During that time I took part in several exciting and informative rounds of discussion and learned a lot about the diverse literary landscape in China, as well as the fact that many contemporary Chinese publications do not spare societal criticism.


The German public apparently did not take much notice of all this. In any case, German newspapers hardly did any reports on it at all.


As is often the case, our media representatives often make it very easy for themselves. One person copies the other instead of getting a picture of the real China for themselves.


Like it says in the Chinese proverb, “Seeing once is better than hearing a hundred times.” I can only confirm this and advise anyone who has made it their task to write about China to learn for themselves the reality of the country with their own eyes.


Indeed, anyone who demands that such a large, multi-ethnic state like China drop all barriers is either naive or alien to this world.


It is obvious that China’s ongoing reform of its administrative and judiciary systems has significantly improved the human rights situation in the country.


I know from discussions with German professors and experts that legal experts from Germany are also involved in the Chinese reforms in an advisory role, for example in the judiciary field. Ideas from the German legal code have even been introduced into Chinese reform projects. Freiburg professors have also given advice to the codification and reform of the Chinese legal system.


Seeking Mutual Benefits


It is no longer just the Chinese who are benefitting from Deng Xiaoping’s successful reform and opening-up policy. Over the past decades, China has developed into one of the most important engines of the world economy.


While people in Western countries benefit from inexpensive and high-quality products, China is one of the largest and most profitable sales markets in the world. Today, China is also a leader in many areas of high technology.


A prime example of this is the photovoltaic system I have installed on the roof of my house which is produced in China. For me, choosing a strong, experienced, and reliable manufacturer was a top priority when selecting the solar modules.


In addition to this, China’s responsible reponse to the European financial crisis cannot be overestimated. Throughout the crisis, it once again demonstrated the importance of Chinese partnership and friendship.


The high level of prosperity that we enjoy in our world today would not have been made possible without China’s economic power.


With new ideas and initiatives, China’s president Xi Jinping is reaching out his hand to all states to work together in building a community with a shared future for mankind. Only in the harmonious coexistence of all countries can it be possible to solve the major political, economic, and ideological issues of these days and bridge the gaps, which have been newly created.


The Belt and Road Initiative, a Concrete Step Forward


An impressive example of China’s aspiration to share the fruits of its development and a proof of its resolution for economic development is the Belt and Road Initiative put forward by President Xi Jinping.
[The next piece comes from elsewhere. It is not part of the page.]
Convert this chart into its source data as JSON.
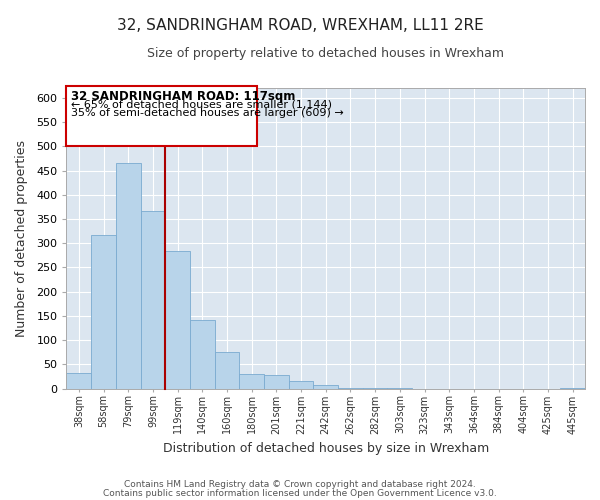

Today, more than 100 states and international organizations are actively involved in the development of the initiative. China has already concluded agreements with countries all over the world on cooperation in the production sector and created many cooperation zones along the routes.


The consequence and vigor with which the Chinese government is advancing this large-scale project, is quite impressive. There is no doubt that the ancient Silk Road is already in the process of re-emerging. This is also another valuable step for China and the whole world.


On the 40th anniversary of Deng Xiaoping’s initiation of China’s reform and opening-up policy, I would like to express my sincere congratulations. I wish China and its people all the best for the future, and hope that the new, visionary ideas of President Xi can be successfully implemented for the good of China and the rest of the world.


HELMUT MATT is a German writer and China scholar.